I’ve just come back from a New Year’s Eve festival where we were helping to provide a pill testing service. People who were planning to take substances could come to us and find out what they had. This is probably the number one thing anyone can do to keep people safe at festivals – if you let people know what they have then you enable them to make safer choices. And when some people found that what they had in their hand was a more dangerous substance, then they chose not to take that.
Everyone there could see that it is a great idea – the attendees, the medics, everyone.
So why are we not doing this everywhere that people might use drugs? Coz the law gets in the way of us doing it. I can’t even name that festival for fear of getting them in trouble. And we couldn’t even advertise our services at the festival, we had to go by word of mouth. A lot of people didn’t know we where there so we couldn’t help them.
Well, fuck the law. We were there and we helped people. From what I could tell and from what I’ve been told, the people attending the festival had a great and a safe time.

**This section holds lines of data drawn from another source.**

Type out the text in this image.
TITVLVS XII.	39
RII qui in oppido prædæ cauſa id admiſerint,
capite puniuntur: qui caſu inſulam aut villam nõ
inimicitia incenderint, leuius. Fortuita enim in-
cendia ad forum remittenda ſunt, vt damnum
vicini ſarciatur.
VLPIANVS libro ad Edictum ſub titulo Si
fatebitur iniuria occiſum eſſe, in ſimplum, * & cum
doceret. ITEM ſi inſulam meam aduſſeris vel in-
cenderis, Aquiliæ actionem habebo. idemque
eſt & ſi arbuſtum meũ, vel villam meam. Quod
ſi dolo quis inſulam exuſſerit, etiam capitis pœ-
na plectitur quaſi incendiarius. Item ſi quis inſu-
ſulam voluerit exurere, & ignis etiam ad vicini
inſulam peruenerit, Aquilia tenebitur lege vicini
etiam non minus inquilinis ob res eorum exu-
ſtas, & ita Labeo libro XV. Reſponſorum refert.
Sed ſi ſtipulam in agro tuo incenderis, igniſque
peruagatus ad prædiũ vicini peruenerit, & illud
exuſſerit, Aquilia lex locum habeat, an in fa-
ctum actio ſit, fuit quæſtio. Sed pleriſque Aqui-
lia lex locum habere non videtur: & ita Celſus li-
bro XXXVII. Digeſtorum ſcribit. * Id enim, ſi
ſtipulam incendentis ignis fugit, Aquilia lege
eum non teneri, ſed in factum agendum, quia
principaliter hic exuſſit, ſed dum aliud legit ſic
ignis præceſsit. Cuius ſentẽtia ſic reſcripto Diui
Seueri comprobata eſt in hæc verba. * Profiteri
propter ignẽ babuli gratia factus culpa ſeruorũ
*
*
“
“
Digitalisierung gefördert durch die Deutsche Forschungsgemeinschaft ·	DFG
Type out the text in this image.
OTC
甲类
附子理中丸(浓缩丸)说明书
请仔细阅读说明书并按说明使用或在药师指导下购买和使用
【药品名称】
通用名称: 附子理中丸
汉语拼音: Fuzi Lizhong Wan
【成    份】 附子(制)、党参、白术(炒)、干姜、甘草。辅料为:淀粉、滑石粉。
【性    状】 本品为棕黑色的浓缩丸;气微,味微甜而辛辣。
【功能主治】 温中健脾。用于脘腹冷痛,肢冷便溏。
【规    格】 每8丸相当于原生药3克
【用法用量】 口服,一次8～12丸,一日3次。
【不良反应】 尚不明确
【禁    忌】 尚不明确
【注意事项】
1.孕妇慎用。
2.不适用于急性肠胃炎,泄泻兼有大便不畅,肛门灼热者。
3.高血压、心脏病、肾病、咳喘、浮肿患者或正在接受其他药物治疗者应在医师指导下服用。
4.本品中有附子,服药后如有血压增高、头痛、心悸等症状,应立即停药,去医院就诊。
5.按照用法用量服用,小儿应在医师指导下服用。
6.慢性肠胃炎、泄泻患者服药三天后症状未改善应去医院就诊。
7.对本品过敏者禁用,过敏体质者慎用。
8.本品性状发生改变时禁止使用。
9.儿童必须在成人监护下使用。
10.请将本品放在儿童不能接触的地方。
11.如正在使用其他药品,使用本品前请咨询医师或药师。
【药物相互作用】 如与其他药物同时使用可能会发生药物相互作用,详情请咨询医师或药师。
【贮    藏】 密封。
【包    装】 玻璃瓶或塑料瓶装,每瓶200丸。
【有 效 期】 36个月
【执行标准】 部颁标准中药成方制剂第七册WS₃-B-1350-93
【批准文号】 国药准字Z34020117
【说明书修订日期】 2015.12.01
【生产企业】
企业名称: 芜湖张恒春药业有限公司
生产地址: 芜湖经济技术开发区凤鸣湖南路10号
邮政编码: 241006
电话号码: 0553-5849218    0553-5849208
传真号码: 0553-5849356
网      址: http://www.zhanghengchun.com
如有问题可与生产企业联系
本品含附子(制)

Feeling like we’ve done a good job, I get home to discover that a friend who I value very highly has overdosed and is likely to die. He had a history of trouble with alcohol and addiction and he didn’t get the professional help he needed to get through. I don’t know the details yet, I don’t know what substances were involved, legal or not, but that doesn’t matter – New Zealand society treats people with alcohol and other drug problems as problems, not as people with problems. We treat people with those problems as less than people and that stops them getting the help they need. It stops them from asking for the help they need. We make judgments about people based on which diseases they have and consider people with alcohol and other problems as less worthy of our help and care than people with other diseases. And that feeds through into politicians who score points by dehumanising people with problems. And that feeds through to the sharp end, where everyone involved in mental health and addiction support says that they are catastrophically underfunded, that there is a vast need for more and more effective treatment for these diseases.
We know that the New Zealand Government’s policies about alcohol and other drugs don’t work. We know that moralising doesn’t save people. We know what does – not moralising but taking a rational and effective approach to reducing the harm from all substances.
So I’m very upset and angry right now and I am going to deal with that by doing exactly what I’m doing – help with substance testing to help people make safer choices and help pushing for changes to policies about alcohol and other drugs.